All my life I thought that my sister was their favorite daughter. My mother relates more to her because she’s outgoing, sociable, and always wants to appear pleasing even though her thoughts might really be darker. She’s always into the latest trends and fashion. She’s always into Facebook, and she has all the traits of a conformist. Meanwhile, my non-conformity was seen by my mother as rebellion. I just happen to have my own set of beliefs and I’m not caged by religion. I am introverted so I always retreat into my room just writing stuff and learning from the spiritual videos of Teal Swan. I sing whenever I want to, I do things according to my mood. I couldn’t gain the love of my parents because they see me as selfish and rebellious. I tried hard not to get into an argument with my mother but as we opened up each other’s wounds to each other, tears just couldn’t stop rolling down from our eyes. I told her how I was hurting so much deep inside. I told her to just accept me as I am because I was born this way. I told her that she is not a failure just because she couldn’t mold me into an ideal daughter, like the almost-perfect daughters of her officemates. No. Just like a guitar has strings with different notes that make a beautiful harmony together, she should accept me as a D note and not try to make me a C note because I’m a fucking D. I do my job by being just me. It took me so much courage to open up this pain to her. It’s because I need her help to try to get my life in perfect balance again.

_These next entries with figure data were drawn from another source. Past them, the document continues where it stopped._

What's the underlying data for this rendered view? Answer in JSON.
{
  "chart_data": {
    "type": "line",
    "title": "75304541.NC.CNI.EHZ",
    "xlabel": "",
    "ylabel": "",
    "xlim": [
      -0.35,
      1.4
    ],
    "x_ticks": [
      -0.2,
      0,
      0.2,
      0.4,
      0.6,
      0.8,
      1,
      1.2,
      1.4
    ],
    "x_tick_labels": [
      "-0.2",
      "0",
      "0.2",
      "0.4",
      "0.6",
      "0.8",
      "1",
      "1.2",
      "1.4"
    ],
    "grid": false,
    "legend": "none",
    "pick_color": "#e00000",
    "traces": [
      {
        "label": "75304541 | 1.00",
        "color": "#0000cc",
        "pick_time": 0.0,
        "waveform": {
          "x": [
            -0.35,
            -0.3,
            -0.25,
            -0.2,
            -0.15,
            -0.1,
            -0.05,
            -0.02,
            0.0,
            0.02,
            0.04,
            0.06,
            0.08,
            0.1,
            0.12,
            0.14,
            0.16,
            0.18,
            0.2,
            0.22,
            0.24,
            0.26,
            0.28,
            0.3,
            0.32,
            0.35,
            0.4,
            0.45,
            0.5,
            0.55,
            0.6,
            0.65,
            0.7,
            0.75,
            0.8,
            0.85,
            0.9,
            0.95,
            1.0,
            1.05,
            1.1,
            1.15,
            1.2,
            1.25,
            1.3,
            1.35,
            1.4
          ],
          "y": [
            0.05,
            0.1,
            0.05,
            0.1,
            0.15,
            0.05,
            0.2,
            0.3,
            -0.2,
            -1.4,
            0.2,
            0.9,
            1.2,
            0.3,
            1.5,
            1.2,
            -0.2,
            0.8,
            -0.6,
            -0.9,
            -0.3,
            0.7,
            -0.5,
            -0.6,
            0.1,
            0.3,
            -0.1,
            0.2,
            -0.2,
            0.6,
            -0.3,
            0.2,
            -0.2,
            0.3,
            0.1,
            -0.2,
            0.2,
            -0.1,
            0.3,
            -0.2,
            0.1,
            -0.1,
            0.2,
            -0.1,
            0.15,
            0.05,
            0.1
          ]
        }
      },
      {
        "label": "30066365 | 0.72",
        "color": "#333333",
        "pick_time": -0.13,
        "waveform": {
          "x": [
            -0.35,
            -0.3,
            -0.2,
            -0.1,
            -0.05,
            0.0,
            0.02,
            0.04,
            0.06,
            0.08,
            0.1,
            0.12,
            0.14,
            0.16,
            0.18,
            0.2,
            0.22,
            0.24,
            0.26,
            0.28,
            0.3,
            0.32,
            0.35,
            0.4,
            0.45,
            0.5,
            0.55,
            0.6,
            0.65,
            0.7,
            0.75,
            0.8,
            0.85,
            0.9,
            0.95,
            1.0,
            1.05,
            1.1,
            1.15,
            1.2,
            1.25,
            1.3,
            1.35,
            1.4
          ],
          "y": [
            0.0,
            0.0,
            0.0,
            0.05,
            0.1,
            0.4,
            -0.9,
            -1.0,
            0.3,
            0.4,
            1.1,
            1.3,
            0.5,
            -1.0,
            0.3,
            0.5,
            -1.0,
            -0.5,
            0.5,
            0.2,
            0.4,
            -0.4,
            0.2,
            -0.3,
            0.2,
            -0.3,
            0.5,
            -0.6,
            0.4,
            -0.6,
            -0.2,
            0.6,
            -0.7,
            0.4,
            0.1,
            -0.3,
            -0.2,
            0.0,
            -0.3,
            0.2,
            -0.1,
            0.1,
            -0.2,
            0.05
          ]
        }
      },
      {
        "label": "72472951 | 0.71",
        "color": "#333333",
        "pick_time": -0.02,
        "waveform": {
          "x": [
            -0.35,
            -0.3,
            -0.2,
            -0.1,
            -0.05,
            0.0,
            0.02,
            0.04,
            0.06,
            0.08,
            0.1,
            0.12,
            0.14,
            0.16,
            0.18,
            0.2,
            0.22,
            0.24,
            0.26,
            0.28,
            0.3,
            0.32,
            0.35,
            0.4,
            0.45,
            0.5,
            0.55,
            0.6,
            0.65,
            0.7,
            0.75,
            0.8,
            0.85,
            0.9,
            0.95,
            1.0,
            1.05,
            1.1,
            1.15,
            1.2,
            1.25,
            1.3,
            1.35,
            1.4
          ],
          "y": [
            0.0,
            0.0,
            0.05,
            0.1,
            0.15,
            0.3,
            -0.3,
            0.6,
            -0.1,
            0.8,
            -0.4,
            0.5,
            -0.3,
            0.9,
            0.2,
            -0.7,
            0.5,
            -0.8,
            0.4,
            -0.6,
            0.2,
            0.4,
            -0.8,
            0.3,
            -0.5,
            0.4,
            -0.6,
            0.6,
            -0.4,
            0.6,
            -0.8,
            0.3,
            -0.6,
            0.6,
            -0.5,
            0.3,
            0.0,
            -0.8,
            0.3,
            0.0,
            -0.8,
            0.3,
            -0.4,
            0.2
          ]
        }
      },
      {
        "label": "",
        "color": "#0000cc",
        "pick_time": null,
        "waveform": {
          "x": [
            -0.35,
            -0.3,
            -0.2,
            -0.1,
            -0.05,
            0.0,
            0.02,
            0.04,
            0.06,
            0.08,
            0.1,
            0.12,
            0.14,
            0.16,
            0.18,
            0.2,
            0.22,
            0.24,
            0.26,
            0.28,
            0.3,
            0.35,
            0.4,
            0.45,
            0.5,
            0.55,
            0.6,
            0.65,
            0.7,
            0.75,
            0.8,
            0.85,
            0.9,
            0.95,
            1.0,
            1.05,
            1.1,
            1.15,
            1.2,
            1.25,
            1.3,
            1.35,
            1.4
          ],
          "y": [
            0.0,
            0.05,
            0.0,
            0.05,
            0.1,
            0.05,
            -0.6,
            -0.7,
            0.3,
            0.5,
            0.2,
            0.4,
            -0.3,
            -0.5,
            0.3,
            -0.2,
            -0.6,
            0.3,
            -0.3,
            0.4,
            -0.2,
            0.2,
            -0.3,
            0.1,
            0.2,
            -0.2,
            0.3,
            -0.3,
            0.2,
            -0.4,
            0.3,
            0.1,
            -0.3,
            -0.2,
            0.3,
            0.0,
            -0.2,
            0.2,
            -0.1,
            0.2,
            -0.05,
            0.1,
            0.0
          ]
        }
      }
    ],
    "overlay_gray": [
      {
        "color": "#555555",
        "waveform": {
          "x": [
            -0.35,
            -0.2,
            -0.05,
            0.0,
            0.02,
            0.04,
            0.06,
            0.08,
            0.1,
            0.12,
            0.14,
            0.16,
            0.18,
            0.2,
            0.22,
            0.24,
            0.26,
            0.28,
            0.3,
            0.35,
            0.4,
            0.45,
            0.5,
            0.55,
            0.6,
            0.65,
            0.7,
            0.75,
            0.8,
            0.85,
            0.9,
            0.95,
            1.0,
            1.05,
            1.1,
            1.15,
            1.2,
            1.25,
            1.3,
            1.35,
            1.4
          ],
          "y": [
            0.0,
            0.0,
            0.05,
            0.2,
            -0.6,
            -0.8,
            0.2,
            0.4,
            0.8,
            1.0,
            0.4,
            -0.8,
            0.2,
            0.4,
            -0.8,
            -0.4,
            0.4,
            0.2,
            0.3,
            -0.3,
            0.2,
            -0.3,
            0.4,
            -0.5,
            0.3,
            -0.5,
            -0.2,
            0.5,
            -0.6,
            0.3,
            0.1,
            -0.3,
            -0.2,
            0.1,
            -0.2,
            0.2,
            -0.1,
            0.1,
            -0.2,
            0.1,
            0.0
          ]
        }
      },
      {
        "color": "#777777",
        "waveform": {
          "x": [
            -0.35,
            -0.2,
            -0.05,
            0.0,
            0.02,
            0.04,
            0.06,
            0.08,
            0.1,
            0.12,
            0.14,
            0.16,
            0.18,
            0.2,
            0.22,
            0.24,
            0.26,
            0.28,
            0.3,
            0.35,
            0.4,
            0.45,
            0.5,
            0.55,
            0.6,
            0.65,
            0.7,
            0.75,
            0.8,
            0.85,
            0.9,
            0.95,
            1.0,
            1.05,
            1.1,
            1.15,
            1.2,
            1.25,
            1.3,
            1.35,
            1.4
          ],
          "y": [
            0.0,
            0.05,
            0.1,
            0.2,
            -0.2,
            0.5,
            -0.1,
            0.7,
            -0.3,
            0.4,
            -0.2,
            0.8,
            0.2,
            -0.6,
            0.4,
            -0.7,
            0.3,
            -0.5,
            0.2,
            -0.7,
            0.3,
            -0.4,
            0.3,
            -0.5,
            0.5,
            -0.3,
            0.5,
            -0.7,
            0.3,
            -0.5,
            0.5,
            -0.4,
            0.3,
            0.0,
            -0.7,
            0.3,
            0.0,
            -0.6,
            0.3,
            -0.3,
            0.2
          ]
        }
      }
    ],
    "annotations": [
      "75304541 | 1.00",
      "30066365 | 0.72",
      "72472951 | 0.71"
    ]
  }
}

But what I found out was that I was really a reflection of my mother. She could also see herself in me. My sister and I were both reflections of our mother; in fact, we represent her dual personality. She just thought negatively of me because I represent the part of her that was ignored, not nurtured, and she was ashamed of having. She had my artistic gifts and inclination in music but she felt like she wasn’t good enough so she gave them all up. She tried so much to hide her shyness because she thinks it’s unacceptable. I am so passionate about the things I want to do and that makes her worry because she thinks that my writing and singing would get me nowhere. She thinks I would lead a poor life by just being me. But no, I won’t. She’s wrong. God gave me her gifts that she didn’t use. God gave me the side of her personality which she ignored. But God also gave me this fiery temperament and strength to stand up for my own beliefs which she clearly did not do. I don’t see my introversion as a mistake - it was actually a blessing for I am more self-aware and I can tap more into my inner self and trust my intuition. I’ll make her realize that her mistake was that she neglected her right brain, gifts and inner strength, and chose a job she didn’t want with a belief that it will make life easier for her.

The self-doubt and insecurity I have actually came from my mother. And she has given birth to me so I may correct her mistakes. Contrary to what I thought for the past years, I am actually a reflection of my mother; and she’s just more worried about me that I might make the same mistakes she did when she was younger. But I came down into this earth to do the opposite. The part of her that she ignored resurfaces through me. And although I perceive my sister as my complete opposite, we are utterly related through our mother. And as she’s still in the process of accepting me as I am, she will eventually realize that the most valuable part of ourselves is the part which we always ignore just to conform to the "accepted" ways of the world.